血液検査といっても、病気になった時と健康な時に行うものでは意味合いが変わってきます。病気の時に血液検査を行うのはなんとなく理解できると思いますが、病気でないときに行う理由はよく分からないという方もいるのではないでしょうか。
ではなぜ普段から血液検査が大事なのか、その必要性について解説します。

意外と低い!健診の受診率

厚生労働省のデータによると、特定健康診査(1)の受診率は53.4%と約半数であり、特定保健指導(2)の実施率は23.0%とかなり低いことがわかっています。
つまり、国民の約半数は自分の健康状態を把握しておらず、生活習慣の改善が必要な方の約3/4はそのまま放置しているということです。

生活習慣病である高血圧や糖尿病などは、初期段階では症状まったくないことが多く、症状があっても少しずつゆっくりと現れてくるため、自分では気が付きにくいものです。
しかし、症状がないからといって油断していると、これが脳梗塞や心筋梗塞などの命に直結する怖い病気につながる恐れがあります。
(1)問診、身体測定、血圧測定、血液検査、尿検査などいわゆる健康診断のこと
(2)健診で異常が指摘され、生活習慣の改善が必要な方に行われる保健指導

 

予防のために

 

血液検査では肝機能や腎機能、脂質、糖尿病の数値などが測定されます。
いずれも軽度の異常であれば症状がないことがほとんどであり、検査しない限り気づくことは稀です。
例えば糖尿病では口が乾いたり、目が見えにくくなったり、手や足の指先がしびれるなどの症状がでてくることがあります。
こういった症状が出てきたときにはかなり進行している場合が多く、適切に治療を行ってもなかなか改善しにくいものです。
さらには、脳梗塞や心筋梗塞などの命にかかわるような病気のリスクも上昇するため、予防が非常に重要になってきます。
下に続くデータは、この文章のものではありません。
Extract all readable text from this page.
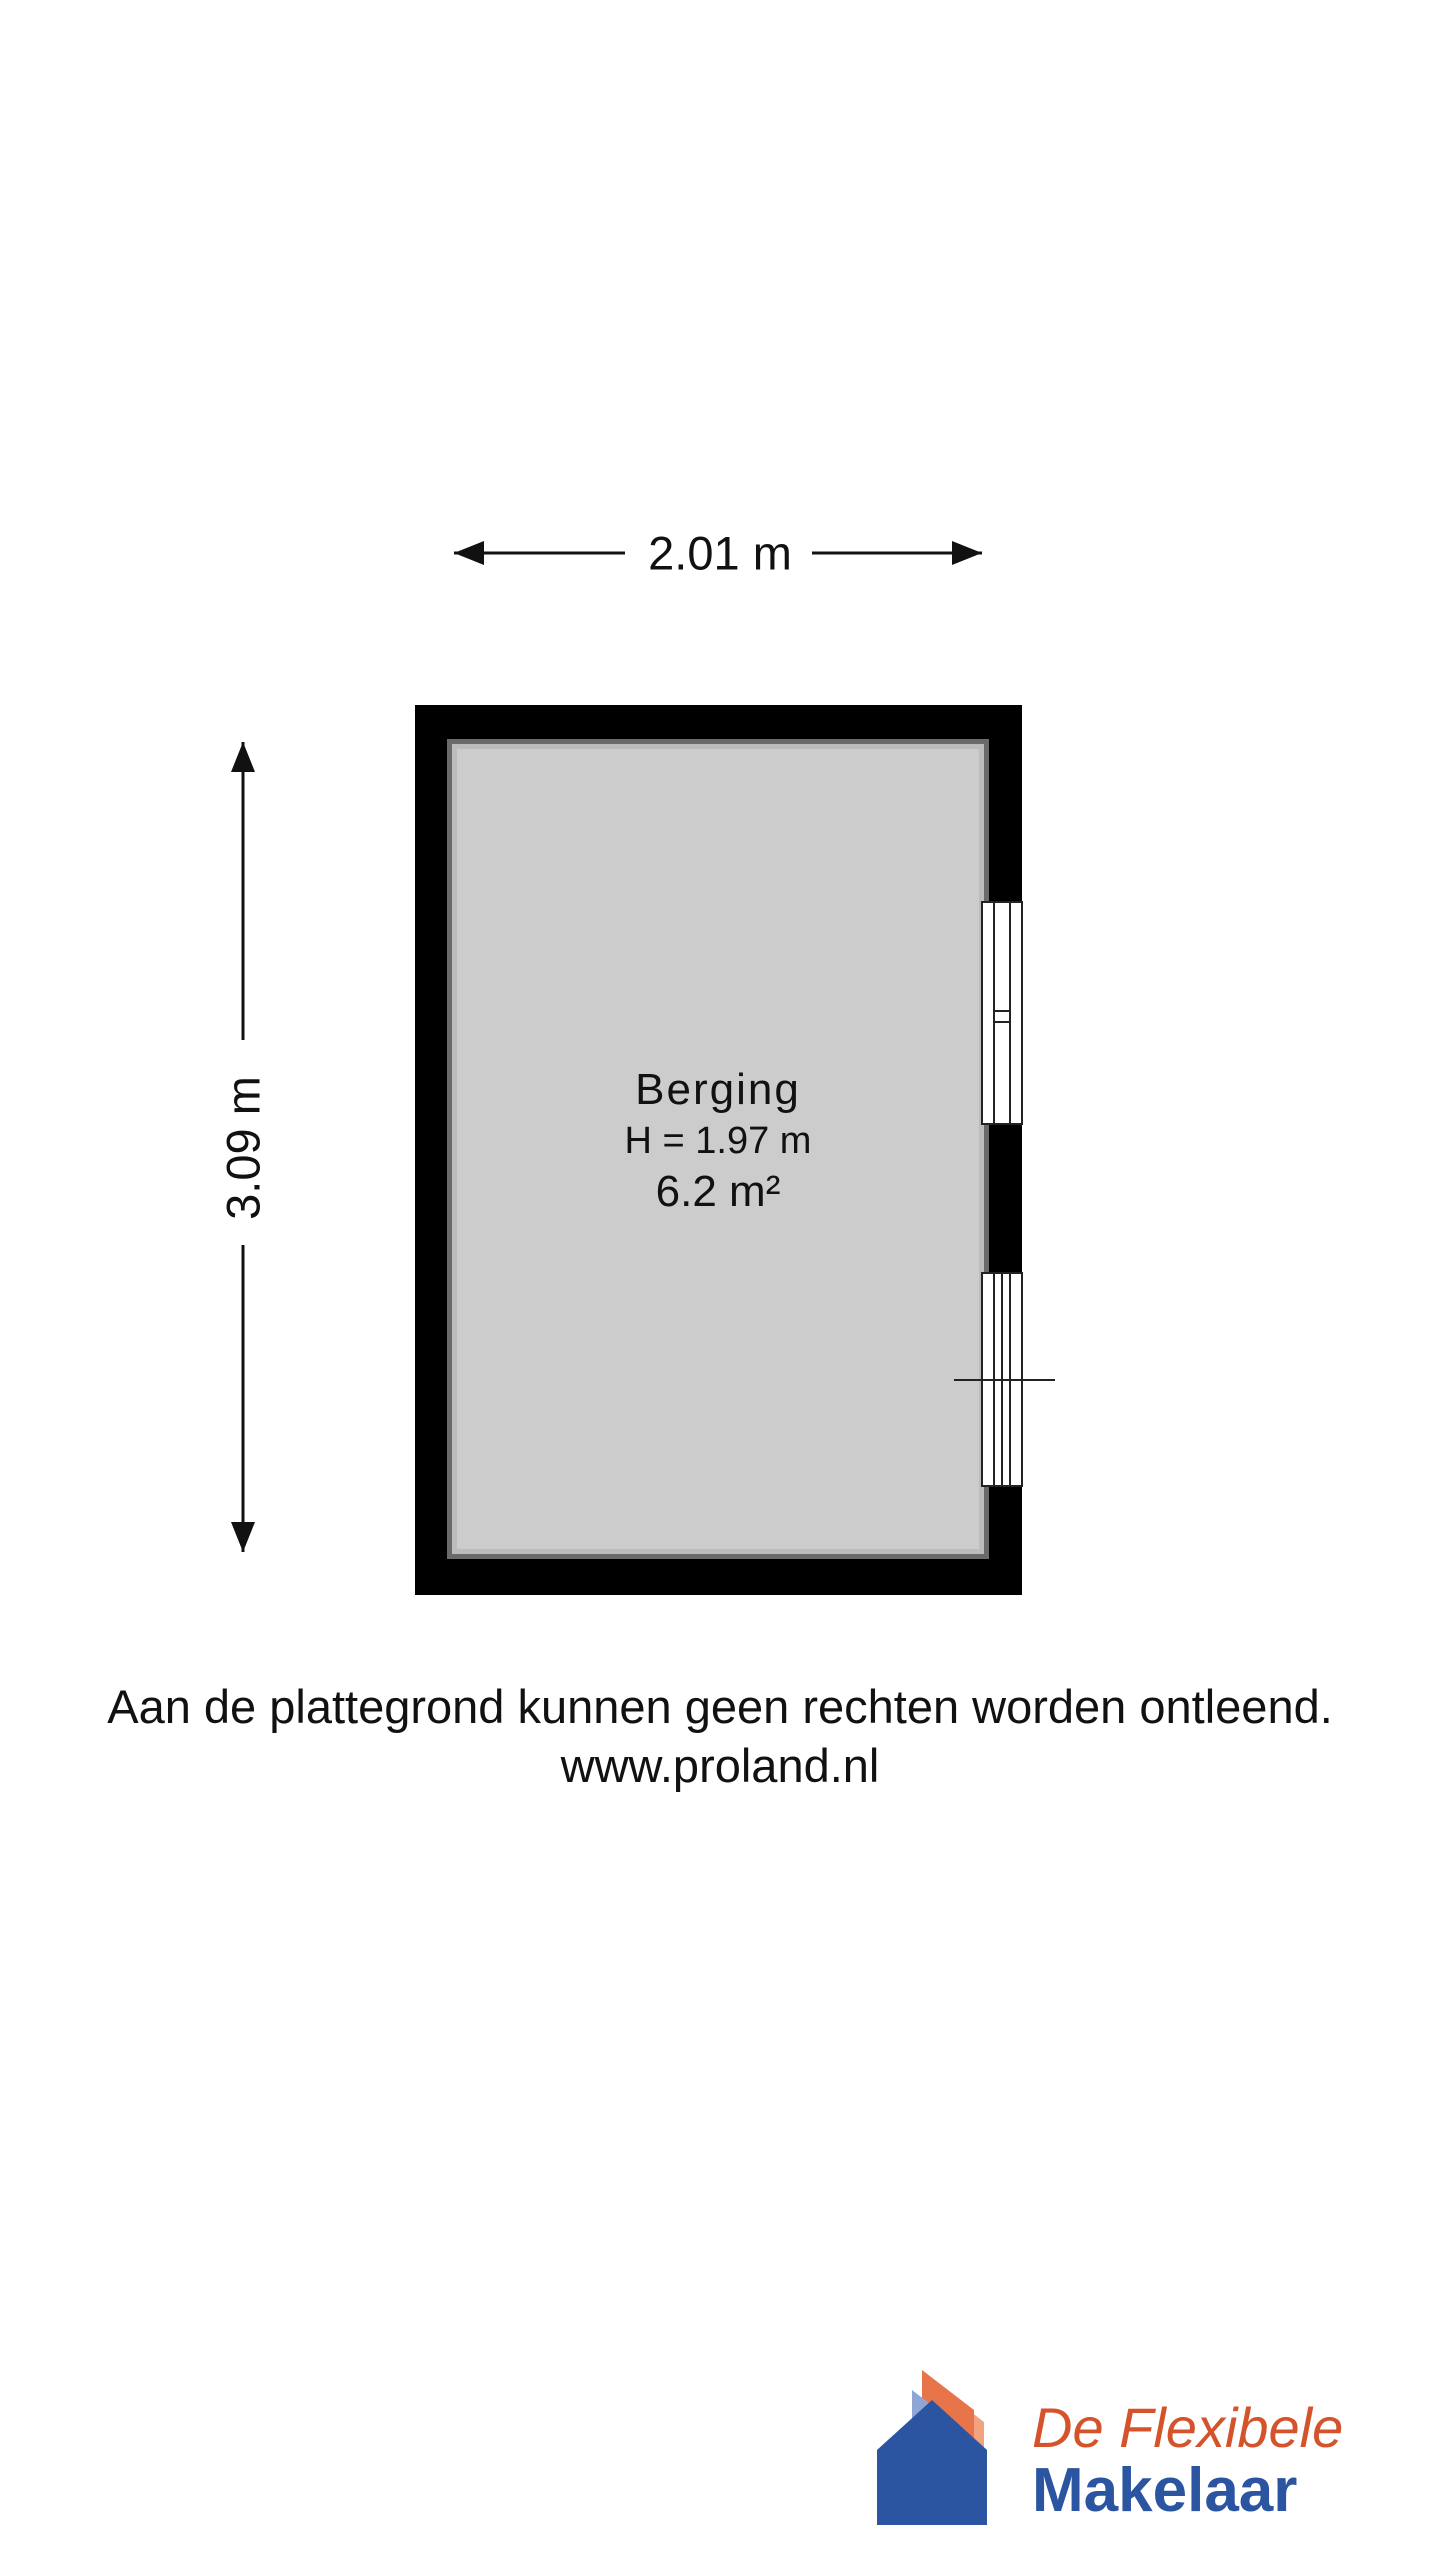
2.01 m
3.09 m	Berging
H = 1.97 m
6.2 m²
Aan de plattegrond kunnen geen rechten worden ontleend.
www.proland.nl
De Flexibele
Makelaar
糖尿病の数値が正常でも年々上昇傾向にあるようなら、『間食を減らしてみよう』や『一駅前で降りて歩いてみよう』など、食生活を改善したり運動習慣を見直したりする機会になります。

早期発見、早期治療


何か症状が出る前に血液検査で早期発見できれば、速やかに治療に移ることで通院や治療の負担を減らしたり、がんなどの怖い病気に備えることができます。
例えば、PSA(前立腺特異抗原)という前立腺がんの腫瘍マーカー(3)では、数値が4.0を超えると前立腺がんの疑いがあります。
初期の前立腺がんは症状がまったくないことが多く、血液検査をしなければ早期発見はかなり難しいがんです。

アメリカではPSA検診が普及した1992年以降、遠隔転移のある状態でみつかった前立腺がんの罹患率が減少し、前立腺がんによる死亡率も低下しています。
日本においてもPSAが導入される前は、転移がんでみつかる割合が約半数を占めていましたが、PSAが導入された後は約11%まで減少しました。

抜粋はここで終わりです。